The Significance of Training Stability in Transformers
Training stability is crucial for Transformers, a type of artificial intelligence (AI) model. In this study, the focus is on understanding the training dynamics of Transformers by examining the evolution of the attention layers. Attention entropy, a measure of model sharpness, is tracked for each attention head during training. A common pattern emerges across different architectures and tasks: low attention entropy is associated with high training instability, which can manifest as oscillating loss or divergence. This phenomenon, referred to as entropy collapse, poses a challenge in achieving reliable training outcomes.
The Proposed Solution:
To address entropy collapse, we present sigmaReparam, a simple and efficient remedy. This solution involves reparametrizing all linear layers with spectral normalization and an additional learned scalar. By implementing this reparameterization, entropy collapse in the attention layers can be prevented, leading to more stable training. An important aspect of our approach is the establishment of a tight lower bound for attention entropy. This lower bound decreases exponentially with the spectral norm of the attention logits, providing further motivation for our proposed solution.
We conducted experiments using sigmaReparam on various tasks, including image classification, image self-supervised learning, machine translation, automatic speech recognition, and language modeling. These experiments involved different Transformer architectures. The results demonstrate that sigmaReparam enhances stability and robustness, even when hyperparameters are not optimized. Notably, sigmaReparam enabled training a Vision Transformer to achieve competitive performance without the need for warmup, weight decay, layer normalization, or adaptive optimizers. Similarly, deep architectures in machine translation and speech recognition achieved competitive performance without warmup and adaptive optimizers.

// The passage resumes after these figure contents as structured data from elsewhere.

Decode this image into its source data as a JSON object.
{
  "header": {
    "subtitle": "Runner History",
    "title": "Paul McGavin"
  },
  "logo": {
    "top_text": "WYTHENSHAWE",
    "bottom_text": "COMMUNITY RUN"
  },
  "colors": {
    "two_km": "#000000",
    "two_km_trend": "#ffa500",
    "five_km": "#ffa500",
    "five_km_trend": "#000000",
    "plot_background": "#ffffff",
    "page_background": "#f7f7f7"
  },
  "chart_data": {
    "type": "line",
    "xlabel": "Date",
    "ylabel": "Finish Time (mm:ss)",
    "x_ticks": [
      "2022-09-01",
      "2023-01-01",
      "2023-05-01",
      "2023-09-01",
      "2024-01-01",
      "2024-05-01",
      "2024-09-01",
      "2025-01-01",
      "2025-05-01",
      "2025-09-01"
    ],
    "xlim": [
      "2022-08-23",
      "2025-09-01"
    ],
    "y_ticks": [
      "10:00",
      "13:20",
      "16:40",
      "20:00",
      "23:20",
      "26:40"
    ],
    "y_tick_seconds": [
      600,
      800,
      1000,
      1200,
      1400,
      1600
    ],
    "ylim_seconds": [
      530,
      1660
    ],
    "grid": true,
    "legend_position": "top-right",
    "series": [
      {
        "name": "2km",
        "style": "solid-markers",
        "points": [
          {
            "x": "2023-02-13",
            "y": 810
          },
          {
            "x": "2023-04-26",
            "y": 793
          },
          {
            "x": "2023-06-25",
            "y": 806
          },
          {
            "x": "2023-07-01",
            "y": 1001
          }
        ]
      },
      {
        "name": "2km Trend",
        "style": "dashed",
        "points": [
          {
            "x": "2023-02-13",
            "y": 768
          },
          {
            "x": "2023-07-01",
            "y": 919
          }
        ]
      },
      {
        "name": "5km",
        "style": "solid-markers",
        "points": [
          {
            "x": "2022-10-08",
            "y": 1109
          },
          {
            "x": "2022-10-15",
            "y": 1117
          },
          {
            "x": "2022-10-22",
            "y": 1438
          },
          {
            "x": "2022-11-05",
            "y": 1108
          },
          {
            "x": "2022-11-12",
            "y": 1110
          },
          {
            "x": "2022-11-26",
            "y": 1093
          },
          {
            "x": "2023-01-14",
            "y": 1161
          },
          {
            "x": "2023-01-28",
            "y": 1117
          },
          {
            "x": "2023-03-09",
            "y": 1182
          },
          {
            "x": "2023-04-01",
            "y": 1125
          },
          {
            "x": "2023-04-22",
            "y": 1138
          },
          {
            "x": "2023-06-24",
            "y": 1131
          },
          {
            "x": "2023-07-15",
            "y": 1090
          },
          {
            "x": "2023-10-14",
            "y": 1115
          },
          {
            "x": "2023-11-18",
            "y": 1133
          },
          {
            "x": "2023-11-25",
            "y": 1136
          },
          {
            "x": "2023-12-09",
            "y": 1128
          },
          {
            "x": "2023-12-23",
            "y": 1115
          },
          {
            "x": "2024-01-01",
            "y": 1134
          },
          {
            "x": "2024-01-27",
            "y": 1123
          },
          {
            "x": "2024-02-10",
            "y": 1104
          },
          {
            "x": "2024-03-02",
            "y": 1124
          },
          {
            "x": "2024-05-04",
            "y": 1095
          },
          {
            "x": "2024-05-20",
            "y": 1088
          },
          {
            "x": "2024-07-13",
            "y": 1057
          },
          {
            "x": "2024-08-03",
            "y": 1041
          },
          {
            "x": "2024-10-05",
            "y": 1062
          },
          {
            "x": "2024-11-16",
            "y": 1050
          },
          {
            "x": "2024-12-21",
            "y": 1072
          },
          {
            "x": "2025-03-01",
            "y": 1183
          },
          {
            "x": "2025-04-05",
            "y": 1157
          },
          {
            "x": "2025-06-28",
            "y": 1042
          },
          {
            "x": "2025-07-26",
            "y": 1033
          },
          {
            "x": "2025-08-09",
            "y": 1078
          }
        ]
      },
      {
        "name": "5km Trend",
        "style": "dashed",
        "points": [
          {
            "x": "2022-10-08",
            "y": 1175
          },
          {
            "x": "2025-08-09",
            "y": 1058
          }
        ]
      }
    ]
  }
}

See Figure 1 for a visual representation of how Transformers are sensitive to hyperparameters. The learning rate plays a significant role, as increasing it can easily lead to attention entropy collapse and training divergence.
Training stability is a critical factor in the success of Transformers. Through the analysis of attention layers and the introduction of sigmaReparam, we have demonstrated a solution to prevent entropy collapse and promote more stable training. The experimental results across various tasks and architectures emphasize the effectiveness and versatility of sigmaReparam. By addressing this challenge, we open the door to further advancements in AI and the successful implementation of Transformers in real-world applications.